IVF-Spezialisten wählen zwischen beiden Methoden die geeignetste basierend auf den Eigenschaften des Paares aus. Das Hauptziel ist, die höchste Erfolgschance zu erzielen.

Inseminationsmethode

     In einigen Fällen kann vor einer IVF-Behandlung eine Insemination durchgeführt werden. Besonders bei unerklärlicher männlicher Unfruchtbarkeit wird diese Methode oft vor einer IVF angewendet. Bei der Insemination wird, wie bei der IVF, der weibliche Eierstock stimuliert. Nach dem Eisprung werden gesunde Samenzellen des Mannes mit einer Kanüle in die Gebärmutter übertragen, und es wird auf die natürliche Befruchtung gewartet. Damit die Insemination erfolgreich ist, muss mindestens ein Eileiter offen sein und es darf keine Endometrium-Pathologie (z.B. Endometriose) bestehen, die die Einnistung beeinträchtigt. Außerdem müssen die Spermaanalyseergebnisse des Mannes normal oder nahezu normal sein.

Häufig gestellte Fragen

  • Wie hoch ist die Erfolgsrate der IVF-Behandlung?

    Bei IVF-Verfahren gehören das Alter der Mutter und die Embryoqualität zu den Faktoren, die die Erfolgsrate direkt beeinflussen. Neben altersbezogenen Statistiken sind die Faktoren, die den Erfolg der IVF-Behandlung beeinflussen:

    • Übergewicht (Body-Mass-Index über 30)
    • Verminderte ovarielle Reserve
    • Spermienqualität
    • Probleme mit der Spermienanheftung und verringerte Anzahl
    • Probleme in der Gebärmutter und den Eileitern
    • Immunsystemprobleme, die Spermien und Eierstöcke schädigen
    • Vorhandensein von Zuständen wie Polypen, Verwachsungen oder Endometriose, die die Implantation in der Gebärmutter verhindern
    • Rauchen sowohl bei Frau als auch bei Mann
    • Stress, unausgewogene Ernährung und Alkoholkonsum
  • Was ist die Altersgrenze für die IVF-Behandlung?

    Der IVF-Behandlungsprozess beginnt mit der Bewertung der ovariellen Reserve einer Frau. Durch Ultraschalluntersuchungen und bestimmte Hormonanalysen am 3. Tag der Menstruation kann die ovarielle Reserve beurteilt werden. Wenn diese Untersuchungen zeigen, dass die ovarielle Reserve in gutem Zustand ist, kann die IVF-Behandlung bis zum Alter von 45 Jahren angewendet werden.

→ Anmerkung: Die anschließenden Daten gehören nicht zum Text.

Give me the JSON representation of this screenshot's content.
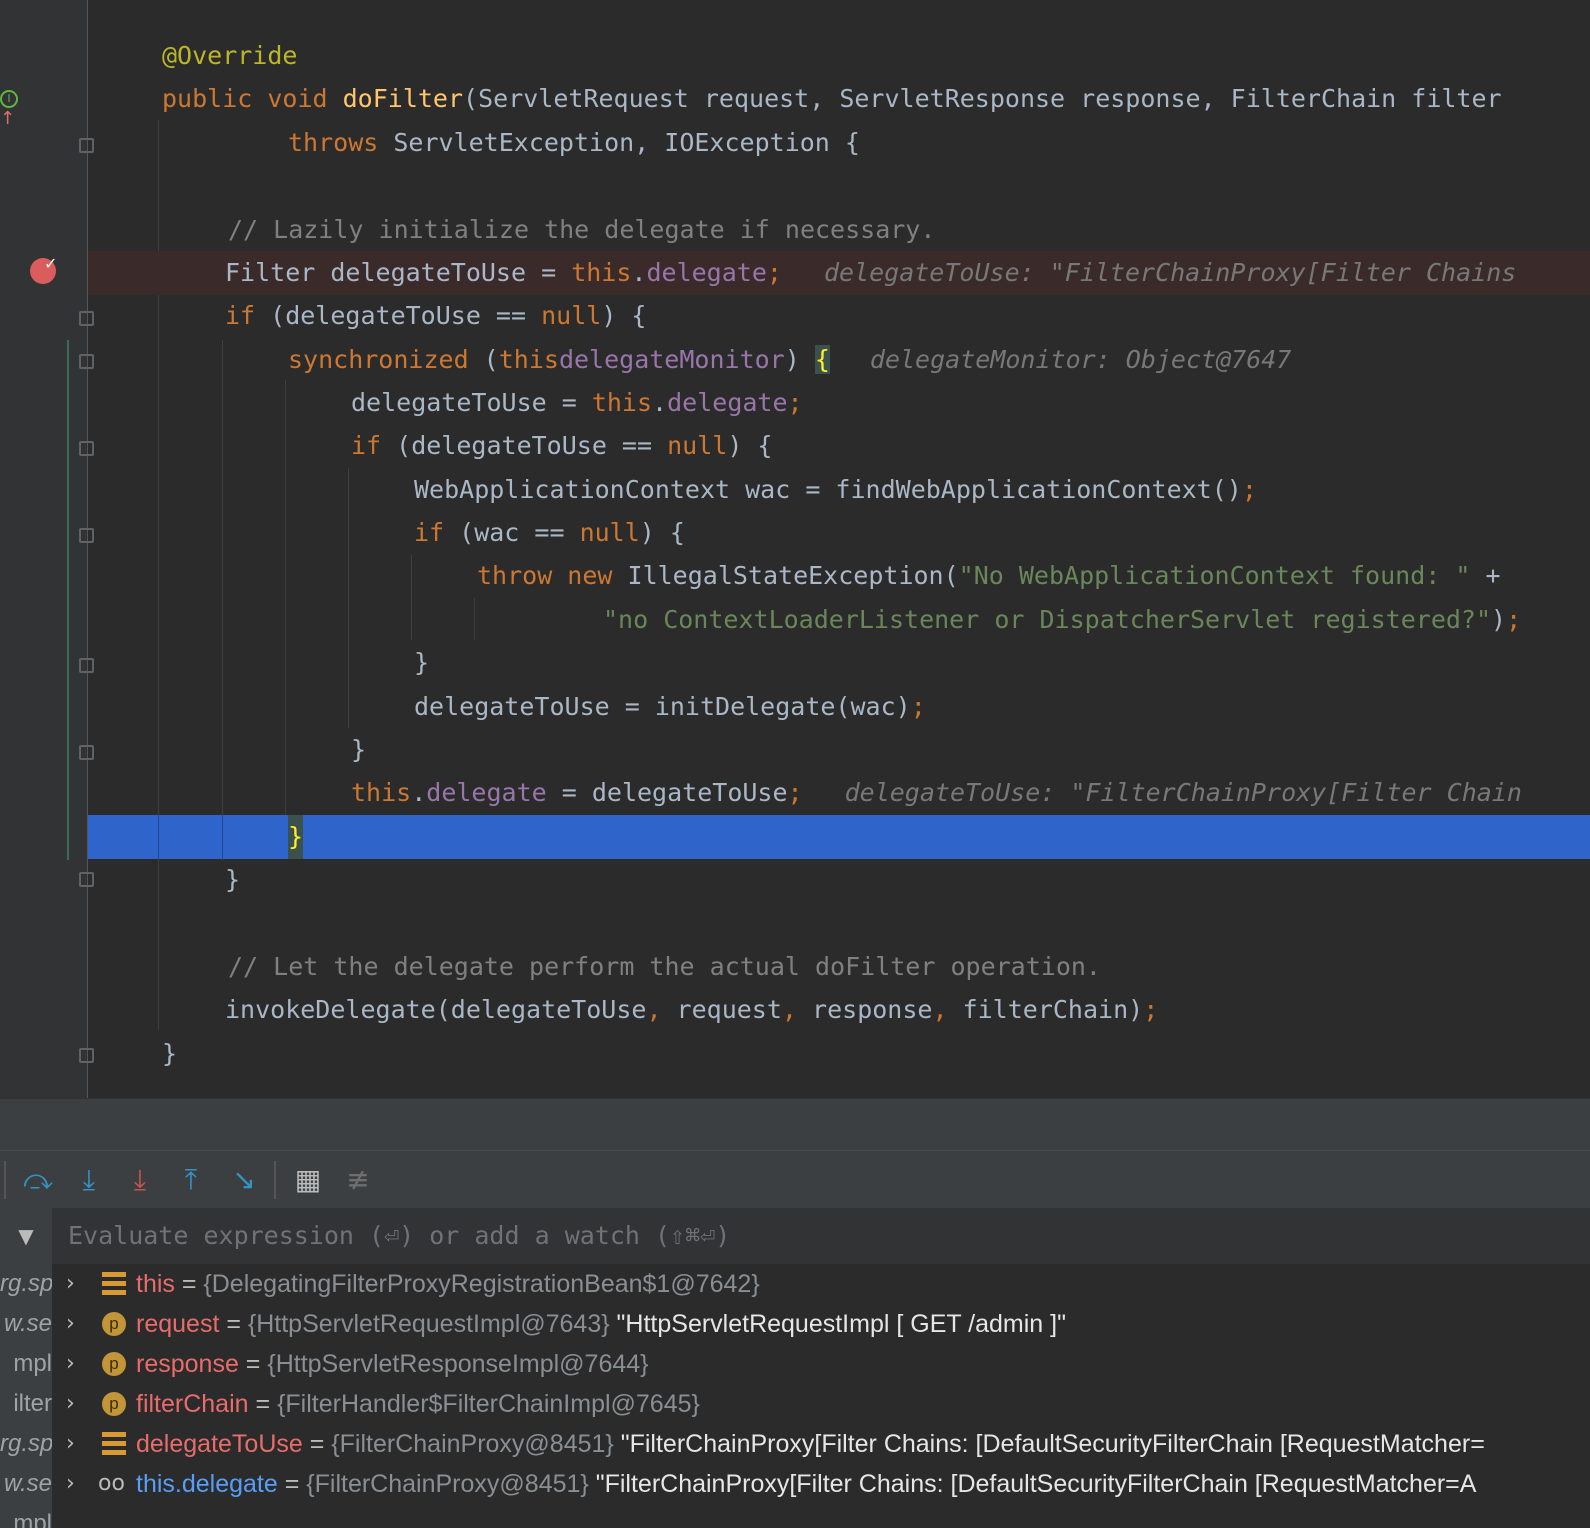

    Aufgrund einiger chromosomaler Effekte im Zusammenhang mit fortgeschrittenem Alter bei der IVF-Behandlung muss der Embryo detailliert untersucht werden. Außerdem ist für Frauen, die die IVF-Behandlung ab 38 Jahren beginnen, die präimplantationsgenetische Diagnose wichtig, um den Zustand des Embryos zu beurteilen. Aus diesen Gründen wird empfohlen, dass Frauen die Behandlung beginnen, ohne auf höheres Alter zu warten.

  • Was umfasst der IVF-Behandlungsprozess?

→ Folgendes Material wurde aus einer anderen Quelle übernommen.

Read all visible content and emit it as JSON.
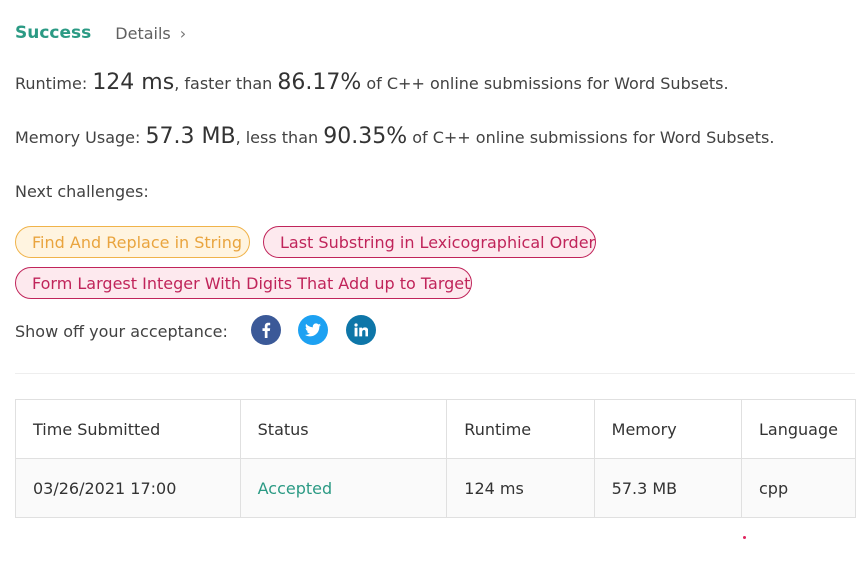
{
  "header": {
    "status": "Success",
    "details_label": "Details",
    "details_chevron": "›"
  },
  "runtime": {
    "label": "Runtime:",
    "value": "124 ms",
    "comparison": ", faster than",
    "percent": "86.17%",
    "suffix": "of C++ online submissions for Word Subsets."
  },
  "memory": {
    "label": "Memory Usage:",
    "value": "57.3 MB",
    "comparison": ", less than",
    "percent": "90.35%",
    "suffix": "of C++ online submissions for Word Subsets."
  },
  "next_challenges": {
    "label": "Next challenges:",
    "items": [
      {
        "title": "Find And Replace in String",
        "difficulty": "medium"
      },
      {
        "title": "Last Substring in Lexicographical Order",
        "difficulty": "hard"
      },
      {
        "title": "Form Largest Integer With Digits That Add up to Target",
        "difficulty": "hard"
      }
    ]
  },
  "share": {
    "label": "Show off your acceptance:",
    "icons": [
      "facebook-icon",
      "twitter-icon",
      "linkedin-icon"
    ]
  },
  "table": {
    "headers": [
      "Time Submitted",
      "Status",
      "Runtime",
      "Memory",
      "Language"
    ],
    "rows": [
      {
        "time": "03/26/2021 17:00",
        "status": "Accepted",
        "runtime": "124 ms",
        "memory": "57.3 MB",
        "language": "cpp"
      }
    ]
  },
  "colors": {
    "accent_green": "#2b9a84",
    "medium_tag": "#e9a43e",
    "hard_tag": "#c0245a",
    "facebook": "#3b5998",
    "twitter": "#1da1f2",
    "linkedin": "#0e76a8"
  }
}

    Bei Frauen mit regelmäßigen Menstruationszyklen wird jeden Monat ein Ei gebildet. Wenn die IVF-Behandlung beginnt, wird versucht, die Anzahl der Eier mit extern verabreichten Hormonen zu erhöhen. Obwohl jeder Behandlungsablauf unterschiedlich sein kann, besteht das Hauptziel darin, Hormone anzuwenden, die die Eientwicklung fördern und gleichzeitig männliche Hormone hemmen. Während der Anwendung der Hormonmedikamente wird die Eientwicklung überwacht, und bei Bedarf werden Bluttests und Ultraschalluntersuchungen durchgeführt, um die Dosierung anzupassen. Am Ende dieses überwachten Prozesses werden die Eier, die die gewünschte Reife erreicht haben, mittels eines Auslöseinjektion entnommen und im Labor mit männlichen Spermien befruchtet.

    Die befruchteten Eier werden für 2 bis 6 Tage unter kontrollierten Temperatur- und Atmosphärenbedingungen im Labor belassen, um sich zu entwickeln. Am Ende der festgelegten Zeit werden die am besten entwickelten Embryonen ausgewählt und in die Gebärmutter übertragen. Die Anzahl der zu übertragenden Embryonen wird ausführlich mit dem Paar besprochen, da sie direkt die Chancen auf eine Schwangerschaft und das Risiko einer Mehrlingsschwangerschaft beeinflusst.

  • Welche Krankheiten behandelt die IVF-Abteilung?

    Die In-vitro-Fertilisation (IVF), eine assistierte Reproduktionstechnik, zielt darauf ab, Paaren zu helfen, die aufgrund unerklärter Unfruchtbarkeit, Infektionen oder verstopfter Eileiter bei der Frau, höherem Alter der Mutter und beim Mann aufgrund von niedriger Spermienqualität und -anzahl sowie Problemen wie Fettleibigkeit keine Kinder bekommen können.